Giveaway: Pink says she will give away 2,000 banned books during the Florida leg of her tour. The Grammy winner is partnering with the national free speech organization PEN America and Florida bookseller Books & Books for the fan giveaway. “Books have held a special joy for me from the time I was a child, and that’s why I am unwilling to stand by and watch while books are banned by schools,” she says.
Latino voices: Check out the first edition of De Los|Reads, a new Times feature dedicated to amplifying the work of Latinx authors. Roxsy Lin shares fall fiction — “Sabiduría Familiar / Family Lore” by Elizabeth Acevedo; “A Haunting in Hialeah Gardens” by Raul Palma; and “Le Dedico Mi Silencio / I Give You My Silence” by Mario Vargas Llosa — along with new nonfiction and children’s books too.
Explaining Los Angeles: Columnist Patt Morrison roams the rich history of the city’s new, used, rare, secondhand, antiquarian bookstores. Don’t let anybody diss L.A.’s reading habits, she says. This was and is a bookstore boomtown.
New releases: The best-reviewed books this week include Sigrid Nunez’s new novel, “The Vulnerables” and Barbra Streisand’s 970 page memoir, “My Name is Barbra.” “You might not have the appetite to linger for the whole thing, but you’ll find something worth a nosh,” says Alexandra Jacobs in The New York Times.
Cactus thieves: In “The Cactus Hunters,” Jared D. Margulies tackles the phenomenon of cactus and succulent poaching and collecting. “In the process, he explores rumor-mongering (no, the plants aren’t great air purifiers), the curious love of cacti behind the Iron Curtain and the nature of desire itself,” writes Mark Athitakis, who interviews Margulies for The Times.
ICYMI
You can still watch Tuesday’s AI Book Club Night with authors Fei-Fei Li and Joy Buolamwini, two of the nation’s leading researchers on the rapid rise of artificial intelligence and its impact on our humanity. They make a bewildering subject interesting and accessible.

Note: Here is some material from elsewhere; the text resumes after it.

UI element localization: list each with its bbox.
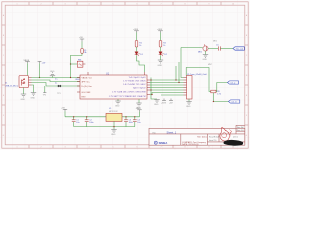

Li’s memoir, “The Worlds I See,” pairs AI’s coming of age with her own personal coming-of-age story as a young immigrant overcoming every imaginable barrier. Buolamwini set out to build robots and instead found herself confronting inequalities embedded in the systems that control whether we get into college, get jobs, get access to health care or get arrested. Her book is “Unmasking AI.”
Last word
“I was 15 years old when I read my first diverse book,” said Oprah Winfrey at this week’s National Book Awards. “Maya Angelou’s ‘I Know Why the Caged Bird Sings,’ and the whole world fell away for me. It was the first book at 15 I ever read with a Black protagonist.
“That book gave a voice to my silences, my secrets. It gave words to my pain and my confusion of being raped at 9 years old. Until ‘Caged Bird,’ I didn’t know that there was a language, that were words for what had happened to me, or that any other human being on Earth had experienced it. That’s the power of books.”